David Carr titles today's piece, "Eric Cantor's Defeat Exposed a Beltway Journalism Blind Spot" (my dead trees version has a slightly different headline). Much of his writing is about the evisceration of newspaper staffs, but he also, obliquely, takes aim at the data bits of elections. Specifically, campaign internal polls. Only good news can be had.
Data-driven news sites are all the rage, but what happens when newspapers no longer have the money to commission comprehensive, legitimate polls? The quants took a beating on this one, partly because journalists are left to read the same partisan surveys and spotty local reporting as Mr. Cantor's campaign staff, whose own polling had him up by more than 30 points.
[emphasis added]
There may well have been nothing wrong with Cantor's polling per se, in the sense that Cantor's operatives didn't purposely skew the data to please Cantor and campaign management. What a candidate tells the public is a different story, of course; but serious ones want serious, accurate, polling data. Otherwise, he's sailing blind. As with all stratified random sampling, getting the strata right is the most important task. Only then can you draw proper inferences. I'll go out on a limb, and postulate that Cantor's campaign didn't spend much time polling in the truly redneck counties (too many miles for too few responses, and it's been reported in the post mortem that he campaigned not much), and that Brat (and the Right Wingnut surrogates like Ingraham) did. They all got in their pickup trucks with gun rack and plastic Jesus and headed off to vote that Communist Cantor off the ballot. I mean, isn't that a Jewish word?
As asserted here much of the time, data is subservient to policy whenever they disagree. Believing one's own propaganda is fraught with terror. In Cantor's case, one might chuckle that he was hung by the lynch mob he created. One could also conclude that there's a scary bit of Nazi out there in the South. As if it ever left. The real question will be whether the 65,000 or so who voted in the primary represent the thoughts (I use the word with trepidation) of most of 7th/VA? Or could it be Something Else? Read on.

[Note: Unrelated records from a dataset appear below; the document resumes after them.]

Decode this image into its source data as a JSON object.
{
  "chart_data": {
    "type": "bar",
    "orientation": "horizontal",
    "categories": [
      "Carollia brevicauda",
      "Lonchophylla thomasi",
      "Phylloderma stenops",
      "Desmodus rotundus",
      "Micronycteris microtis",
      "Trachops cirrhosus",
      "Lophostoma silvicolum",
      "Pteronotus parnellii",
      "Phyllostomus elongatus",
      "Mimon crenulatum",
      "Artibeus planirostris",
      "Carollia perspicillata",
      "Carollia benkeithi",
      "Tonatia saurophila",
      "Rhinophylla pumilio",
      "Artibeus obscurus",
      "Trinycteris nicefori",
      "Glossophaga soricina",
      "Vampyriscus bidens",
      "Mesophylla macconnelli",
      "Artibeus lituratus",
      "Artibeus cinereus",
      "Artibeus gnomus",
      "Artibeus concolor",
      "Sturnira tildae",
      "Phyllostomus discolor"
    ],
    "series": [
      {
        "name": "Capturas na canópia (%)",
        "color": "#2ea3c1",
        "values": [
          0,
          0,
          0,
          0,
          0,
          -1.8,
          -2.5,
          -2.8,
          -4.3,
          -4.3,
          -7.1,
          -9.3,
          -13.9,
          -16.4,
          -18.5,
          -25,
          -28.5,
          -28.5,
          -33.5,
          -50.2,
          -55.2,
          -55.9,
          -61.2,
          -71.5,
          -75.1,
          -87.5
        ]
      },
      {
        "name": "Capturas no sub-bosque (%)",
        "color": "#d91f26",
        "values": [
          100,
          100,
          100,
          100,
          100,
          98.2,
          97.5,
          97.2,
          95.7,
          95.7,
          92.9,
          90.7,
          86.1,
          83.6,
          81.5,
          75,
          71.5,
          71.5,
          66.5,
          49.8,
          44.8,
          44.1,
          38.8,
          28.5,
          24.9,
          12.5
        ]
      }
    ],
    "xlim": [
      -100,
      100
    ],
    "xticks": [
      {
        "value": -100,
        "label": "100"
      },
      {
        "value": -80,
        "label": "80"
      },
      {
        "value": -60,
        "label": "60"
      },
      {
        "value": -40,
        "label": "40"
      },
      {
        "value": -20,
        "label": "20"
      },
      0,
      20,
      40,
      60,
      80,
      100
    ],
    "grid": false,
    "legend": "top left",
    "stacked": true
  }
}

In a previous missive I asked, plaintively, what Nate might have thought. Well he did have some thoughts. He takes the earthquake analogy to the ends of the earth. An interesting read, but I didn't see that he did any better than any other pundit in explaining the defeat. It clearly wasn't in any of the available data before the election, as Carr points out. But what was Ingraham doing out there?
If there were ever a case where policy beat the crap out of data, this is it. No rational Republican would cut off his nose to spite his face by giving up a seat of such power. But the yahoos in 7th/VA were happy to do so. Or, as Will put it, Cantor was: "hoisted with his own petard". Or not?
Some data.
According to the Cook PVI, 7th/VA isn't even the most right wing district in VA, at R+10. But, anyone who's lived in the DC environs knows, there's two Virginias, and the Old South version is increasingly paranoid, even as it gathers up moolah from the socialist bureaucrats living in the DC commuting counties.
Let your fingers do the walking through the Google pages. In an unsuccessful attempt to find the precinct level vote cast (did Brat really win by getting out the redneck vote?), I did find this bit of irony:
Virginia has an open primary process, in which registered voters do not have to be members of a party to vote in that party's primary. With the Democrats in the 7th District having already nominated their candidate at a convention on June 7, they were free to vote in the Republican primary on Tuesday. The 17,900 additional voters casting a ballot in this year's Republican primary relative to in 2012 could be a result of Democrats voting in an attempt to unseat Cantor.
Even so, only about 10% of the district's voters made the decision. About time we had mandatory voting?
Could it be? Democrats can play dirty? Or did Ingraham, et al, persuade the gun rack brigade? We won't know with any certainty until the general election, if then. A Democrat false flag operation would certainly explain the discrepancy between polling and outcome. But so would the gun rack brigade. An educated surmise could be drawn if one knew which precincts accounted for those "extra" 17,900 votes. Did they happen in Blue Leaning precincts or Red Leaning ones? Were these votes spread across all precincts? Didn't find the numbers, alas. I've been (attempted) to be polled, and the first question is "what's your party?". Cantor's pollsters would likely have skipped those that said "Democrat". Or the long-hair with tattoos who said, "fuck off". And so forth.
Finally, The Times has this graph (thanks R?), which appears to show Cantor getting the DC ex-urbanite vote, while Brat took the downstate ruralists and some suburban Richmond. Could be a mix of Democratic counterinsurgency and Tea Party get out the vote. This Fairfax County FAQ says affiliation is not tracked.
Cantor's defeat is open to much speculation. Love it.